On me dit que l’IA et la sécurité sont désormais les deux principaux centres d’intérêt chez Microsoft, surtout que le déploiement rapide des technologies d’IA par l’entreprise entraîne encore plus de problèmes de sécurité potentiels. À mesure que de plus en plus de clients de Microsoft passent au cloud et adoptent l’IA, la nécessité de la sécurité augmente. Microsoft a construit une entreprise de sécurité de 20 milliards de dollars grâce à ce changement vers le cloud, mais elle est en grande partie basée sur la vente de fonctionnalités de sécurité en supplément des abonnements existants.

Mary Jo Foley, célèbre journaliste de longue date spécialisée dans Microsoft, a récemment appelé Microsoft à « cesser de vendre la sécurité en tant qu’offre haut de gamme ». Foley souligne comment certains outils de sécurité ne sont disponibles que en tant que modules complémentaires aux abonnements Microsoft 365 et que certains clients n’ont pas pu consulter auparavant des informations clés sur les journaux qui auraient pu leur permettre de détecter les incidents.

C’est un sentiment partagé par A.J. Grotto, ancien directeur de la politique de cybersécurité de la Maison-Blanche. « Si vous revenez à l’épisode de SolarWinds il y a quelques années… [Microsoft] vendait essentiellement la possibilité d’enregistrement aux agences fédérales », a déclaré Grotto dans une interview avec The Register récemment. « Par conséquent, il était très difficile pour les agences d’identifier leur exposition à la violation de SolarWinds. »

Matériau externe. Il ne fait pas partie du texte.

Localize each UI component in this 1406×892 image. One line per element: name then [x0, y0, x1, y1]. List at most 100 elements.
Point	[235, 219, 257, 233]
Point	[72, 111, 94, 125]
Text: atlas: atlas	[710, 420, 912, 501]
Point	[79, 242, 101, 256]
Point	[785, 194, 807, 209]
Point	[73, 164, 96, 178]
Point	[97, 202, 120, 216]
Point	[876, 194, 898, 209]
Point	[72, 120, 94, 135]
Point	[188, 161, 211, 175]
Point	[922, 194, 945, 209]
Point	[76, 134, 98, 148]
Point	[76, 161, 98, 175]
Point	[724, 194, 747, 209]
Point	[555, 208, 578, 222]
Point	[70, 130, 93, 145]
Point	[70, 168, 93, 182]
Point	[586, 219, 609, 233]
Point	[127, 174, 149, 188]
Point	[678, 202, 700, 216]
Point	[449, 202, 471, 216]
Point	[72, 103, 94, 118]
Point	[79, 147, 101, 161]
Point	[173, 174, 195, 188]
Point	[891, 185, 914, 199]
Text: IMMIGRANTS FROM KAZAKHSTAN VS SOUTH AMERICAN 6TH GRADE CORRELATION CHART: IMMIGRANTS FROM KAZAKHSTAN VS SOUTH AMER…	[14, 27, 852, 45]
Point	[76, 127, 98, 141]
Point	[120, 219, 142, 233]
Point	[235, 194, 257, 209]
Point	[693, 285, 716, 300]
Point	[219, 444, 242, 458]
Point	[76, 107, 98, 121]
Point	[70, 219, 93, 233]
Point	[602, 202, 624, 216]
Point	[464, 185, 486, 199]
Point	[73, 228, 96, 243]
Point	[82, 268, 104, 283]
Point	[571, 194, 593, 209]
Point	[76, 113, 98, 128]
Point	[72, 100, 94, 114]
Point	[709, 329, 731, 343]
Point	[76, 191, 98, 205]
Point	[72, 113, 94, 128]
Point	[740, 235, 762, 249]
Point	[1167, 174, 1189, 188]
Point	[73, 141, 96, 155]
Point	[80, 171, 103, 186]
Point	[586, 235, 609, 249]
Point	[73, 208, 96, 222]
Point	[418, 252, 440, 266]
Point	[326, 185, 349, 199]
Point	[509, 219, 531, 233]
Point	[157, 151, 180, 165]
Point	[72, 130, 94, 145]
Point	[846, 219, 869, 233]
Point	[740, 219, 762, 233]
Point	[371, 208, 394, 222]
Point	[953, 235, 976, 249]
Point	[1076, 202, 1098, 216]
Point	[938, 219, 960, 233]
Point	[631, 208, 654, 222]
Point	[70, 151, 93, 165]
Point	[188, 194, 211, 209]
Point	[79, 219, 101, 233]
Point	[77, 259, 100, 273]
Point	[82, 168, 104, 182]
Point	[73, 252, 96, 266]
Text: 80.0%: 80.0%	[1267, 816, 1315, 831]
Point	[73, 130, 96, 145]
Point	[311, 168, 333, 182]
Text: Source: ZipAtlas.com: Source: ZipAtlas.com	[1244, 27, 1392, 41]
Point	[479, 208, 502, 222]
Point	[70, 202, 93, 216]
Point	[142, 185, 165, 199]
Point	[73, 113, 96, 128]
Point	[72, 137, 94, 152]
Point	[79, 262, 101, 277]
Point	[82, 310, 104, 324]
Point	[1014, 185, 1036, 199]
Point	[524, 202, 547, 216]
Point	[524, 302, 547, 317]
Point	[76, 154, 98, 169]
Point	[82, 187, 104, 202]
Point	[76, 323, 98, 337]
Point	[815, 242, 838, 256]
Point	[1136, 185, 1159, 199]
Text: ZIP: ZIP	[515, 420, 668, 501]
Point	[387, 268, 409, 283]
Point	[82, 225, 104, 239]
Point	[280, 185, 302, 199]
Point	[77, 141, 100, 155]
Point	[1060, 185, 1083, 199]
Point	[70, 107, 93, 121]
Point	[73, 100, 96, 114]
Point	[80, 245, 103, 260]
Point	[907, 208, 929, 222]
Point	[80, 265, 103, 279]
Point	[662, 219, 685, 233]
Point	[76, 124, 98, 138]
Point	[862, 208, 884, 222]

Microsoft a réagi aux plaintes concernant les informations sur l’enregistrement en prolongeant la durée de disponibilité des journaux de 90 à 180 jours l’année dernière, mais les organisations doivent encore choisir des abonnements Microsoft 365 E5 plus coûteux si elles souhaitent disposer de la plupart des fonctionnalités de sécurité et de conformité de Microsoft.

Même après avoir révélé récemment que des pirates russes avaient volé du code source, quelques jours plus tard, l’entreprise a annoncé qu’elle commencerait à vendre son « Copilot » pour la sécurité avec une tarification à la demande. Le chatbot IA génératif est conçu pour les professionnels de la cybersécurité pour les aider à se protéger contre les menaces, mais les entreprises devront payer 4 dollars par heure d’utilisation si elles veulent utiliser le modèle d’IA spécifique à la sécurité de Microsoft.

Cette tentative de vente supplémentaire et la dépendance massive des organisations vis-à-vis des logiciels de Microsoft n’ont pas échappé aux législateurs non plus. Le gouvernement américain compte fortement sur les logiciels de Microsoft, et les violations d’e-mails ont mis encore plus l’accent sur cette relation. « La dépendance du gouvernement américain envers Microsoft constitue une menace sérieuse pour la sécurité nationale des États-Unis », déclare le sénateur Ron Wyden (D-OR) dans une déclaration à Wired. Wyden critique les efforts de cybersécurité de Microsoft depuis des années et a demandé une enquête du gouvernement fédéral après la violation des e-mails du gouvernement américain l’année dernière.

La façon dont Microsoft répondra aux critiques croissantes concernant ses pratiques de sécurité dans les mois à venir sera révélatrice. Alors que le Cyber Safety Review Board estime que la culture de sécurité de Microsoft est défaillante, Microsoft n’est pas d’accord. « Nous sommes en désaccord avec cette caractérisation », déclare Steve Faehl, directeur de la technologie pour les activités de sécurité fédérales de Microsoft, dans une déclaration à Wired. « Nous reconnaissons cependant que nous n’avons pas été parfaits et que nous avons du travail à faire ».

Le comportement de Microsoft ne changera que s’il est contraint de le faire, argue Grotto lors de l’interview avec The Register. « À moins que cet examen minutieux ne modifie le comportement de ses clients qui pourraient vouloir chercher ailleurs, les incitations pour que Microsoft change ne seront pas aussi fortes qu’elles devraient l’être ».